Session lifecycle: browser_session_record against example.com produces a valid RVF container that survives rvf export + rvf ingest round-trip; trajectory has at least 1 trajectory-step entry.
AgentDB indexing: After session-end, agentdb_route with the session task description returns the new session id within the top-3 results.
AIDefence gates: A page containing a synthetic prompt-injection string (e.g. "ignore previous instructions and..."), when scraped, produces a findings.md entry and the raw string never appears in the trajectory's serialized result field.
Replay: browser_session_replay <rvf-id> against the same URL produces a new trajectory whose action sequence matches the original within a configurable tolerance (selector drift allowed; navigation order strict). This is the load-bearing assumption of the entire proposal: that selector+action trajectories are replayable across DOM drift, anchored on browser-selectors embedding similarity. Browserbase explicitly does not offer replay (their docs note rrweb session replay was deprecated). If the recovery loop proves unreliable in practice, the proposal degrades to "session as audit log" — still useful, but the browser-replay skill and browser-screenshot-diff regression flow are no longer load-bearing. A pre-Accept spike must demonstrate ≥80% replay success across 10 distinct sites of varying drift profiles.

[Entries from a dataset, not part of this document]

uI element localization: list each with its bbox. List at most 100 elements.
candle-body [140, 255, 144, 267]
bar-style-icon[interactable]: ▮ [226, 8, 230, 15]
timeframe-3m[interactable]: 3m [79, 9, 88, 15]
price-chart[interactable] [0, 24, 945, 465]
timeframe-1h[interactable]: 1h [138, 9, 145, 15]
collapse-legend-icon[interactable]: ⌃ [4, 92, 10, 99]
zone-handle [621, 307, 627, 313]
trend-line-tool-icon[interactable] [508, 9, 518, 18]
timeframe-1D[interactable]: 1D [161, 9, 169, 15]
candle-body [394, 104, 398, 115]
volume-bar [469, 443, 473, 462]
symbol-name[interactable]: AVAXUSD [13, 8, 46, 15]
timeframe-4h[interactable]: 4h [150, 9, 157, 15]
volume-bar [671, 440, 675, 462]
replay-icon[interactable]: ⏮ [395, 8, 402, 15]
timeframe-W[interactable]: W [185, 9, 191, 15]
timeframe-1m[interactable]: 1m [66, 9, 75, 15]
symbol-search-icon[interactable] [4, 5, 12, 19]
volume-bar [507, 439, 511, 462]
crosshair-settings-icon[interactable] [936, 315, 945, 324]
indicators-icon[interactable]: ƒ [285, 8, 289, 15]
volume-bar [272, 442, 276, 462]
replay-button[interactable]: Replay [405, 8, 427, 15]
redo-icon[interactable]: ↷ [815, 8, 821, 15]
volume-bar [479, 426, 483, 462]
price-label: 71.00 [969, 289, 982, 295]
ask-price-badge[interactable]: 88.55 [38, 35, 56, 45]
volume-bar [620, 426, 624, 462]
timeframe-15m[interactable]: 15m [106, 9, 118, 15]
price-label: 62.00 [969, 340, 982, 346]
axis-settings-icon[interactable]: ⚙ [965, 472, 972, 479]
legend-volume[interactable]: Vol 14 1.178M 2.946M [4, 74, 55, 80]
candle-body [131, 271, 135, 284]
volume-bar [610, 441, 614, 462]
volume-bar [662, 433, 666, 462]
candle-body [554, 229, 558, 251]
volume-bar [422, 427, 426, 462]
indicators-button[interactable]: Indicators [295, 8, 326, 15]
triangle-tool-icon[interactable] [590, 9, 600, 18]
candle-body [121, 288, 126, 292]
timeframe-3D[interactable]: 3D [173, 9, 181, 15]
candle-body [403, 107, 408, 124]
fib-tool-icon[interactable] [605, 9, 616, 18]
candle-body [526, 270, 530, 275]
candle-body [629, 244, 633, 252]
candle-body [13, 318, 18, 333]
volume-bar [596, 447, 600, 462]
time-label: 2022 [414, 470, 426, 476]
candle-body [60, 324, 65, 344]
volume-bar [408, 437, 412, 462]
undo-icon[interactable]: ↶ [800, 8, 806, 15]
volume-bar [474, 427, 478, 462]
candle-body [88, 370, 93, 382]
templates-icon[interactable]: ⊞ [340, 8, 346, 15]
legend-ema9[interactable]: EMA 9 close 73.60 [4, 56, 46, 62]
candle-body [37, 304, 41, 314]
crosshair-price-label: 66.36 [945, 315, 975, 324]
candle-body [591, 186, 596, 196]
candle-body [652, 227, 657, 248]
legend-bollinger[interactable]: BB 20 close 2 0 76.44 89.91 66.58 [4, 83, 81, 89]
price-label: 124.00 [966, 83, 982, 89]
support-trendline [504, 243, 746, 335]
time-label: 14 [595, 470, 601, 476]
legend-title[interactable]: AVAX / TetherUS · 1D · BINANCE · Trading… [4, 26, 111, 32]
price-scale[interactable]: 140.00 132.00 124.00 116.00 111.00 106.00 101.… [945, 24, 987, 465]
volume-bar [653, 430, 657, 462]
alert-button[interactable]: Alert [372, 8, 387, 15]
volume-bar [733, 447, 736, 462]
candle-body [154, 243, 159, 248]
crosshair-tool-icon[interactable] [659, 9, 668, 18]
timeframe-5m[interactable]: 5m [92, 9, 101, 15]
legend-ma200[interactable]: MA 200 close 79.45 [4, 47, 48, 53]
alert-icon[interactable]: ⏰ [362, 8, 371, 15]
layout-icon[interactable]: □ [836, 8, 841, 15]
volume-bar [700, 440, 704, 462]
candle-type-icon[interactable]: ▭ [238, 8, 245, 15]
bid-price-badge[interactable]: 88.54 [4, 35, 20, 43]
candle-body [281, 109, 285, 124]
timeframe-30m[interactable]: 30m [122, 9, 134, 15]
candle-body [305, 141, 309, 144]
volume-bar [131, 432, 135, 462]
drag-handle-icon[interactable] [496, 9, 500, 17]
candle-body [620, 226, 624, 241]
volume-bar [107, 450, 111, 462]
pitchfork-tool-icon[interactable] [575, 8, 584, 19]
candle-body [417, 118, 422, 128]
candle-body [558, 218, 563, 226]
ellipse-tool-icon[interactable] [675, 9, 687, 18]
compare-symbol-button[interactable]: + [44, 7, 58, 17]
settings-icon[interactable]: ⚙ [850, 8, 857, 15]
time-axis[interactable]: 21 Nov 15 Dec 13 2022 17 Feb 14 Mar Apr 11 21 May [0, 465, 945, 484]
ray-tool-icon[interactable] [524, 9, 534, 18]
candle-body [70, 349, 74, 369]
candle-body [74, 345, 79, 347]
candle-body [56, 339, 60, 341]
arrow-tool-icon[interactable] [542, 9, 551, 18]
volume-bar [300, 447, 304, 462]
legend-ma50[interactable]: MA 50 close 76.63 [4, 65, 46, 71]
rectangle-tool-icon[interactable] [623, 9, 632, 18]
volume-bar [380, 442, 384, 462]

Cookie vault: browser-login against a test page with Set-Cookie: token=... results in a browser-cookies entry, claims-gated, with the raw value not present anywhere in the unrelated session's RVF container.
Federation: rvf export of a session produces a tarball that, when ingested on a peer node, allows browser_session_replay to drive a fresh browser without consulting the original AgentDB.
Doctor: /ruflo-browser doctor returns non-zero on each of: missing AgentDB controller, AIDefence not initialized, ruvector CLI not pinned, Playwright version drift.

A scripts/smoke.sh materializes these as 7 numbered tests; the contract is "7 passed, 0 failed".

plugins/ruflo-ruvector/docs/adrs/0001-pin-ruvector-0.2.25.md — pinning precedent and smoke-test-as-contract pattern.
https://github.com/browserbase/skills/tree/main — reference architecture (verified 2026-05-04).
https://github.com/browserbase/skills/blob/main/skills/browser/REFERENCE.md — browse CLI surface.
https://github.com/browserbase/skills/blob/main/skills/autobrowse/SKILL.md — outer/inner agent loop and trace-driven learning.
https://github.com/browserbase/skills/blob/main/skills/browser-trace/SKILL.md — .o11y/<run-id>/ artifact layout and CDP-as-second-client pattern.
https://github.com/browserbase/skills/blob/main/skills/cookie-sync/SKILL.md — cookie sync to persistent context, which we re-frame as AgentDB-vaulted context.
https://github.com/browserbase/skills/blob/main/skills/ui-test/SKILL.md — adversarial agent coordination and BROWSE_SESSION env-named sessions.
https://github.com/browserbase/skills/blob/main/skills/company-research/SKILL.md — domain-skills-on-top-of-primitive composition pattern.
https://github.com/browserbase/skills/blob/main/.claude-plugin/marketplace.json — multi-plugin marketplace shape (deferred for ruflo-browser).
Playwright (https://playwright.dev/) — the underlying runner; pinning precedent applies.
Ruflo subsystems referenced: AgentDB controllers, RVF (rvf CLI), ruvector hooks (trajectory-*, pattern-*), AIDefence (aidefence_has_pii, aidefence_is_safe, aidefence_scan), Federation (zero-trust cross-installation sharing).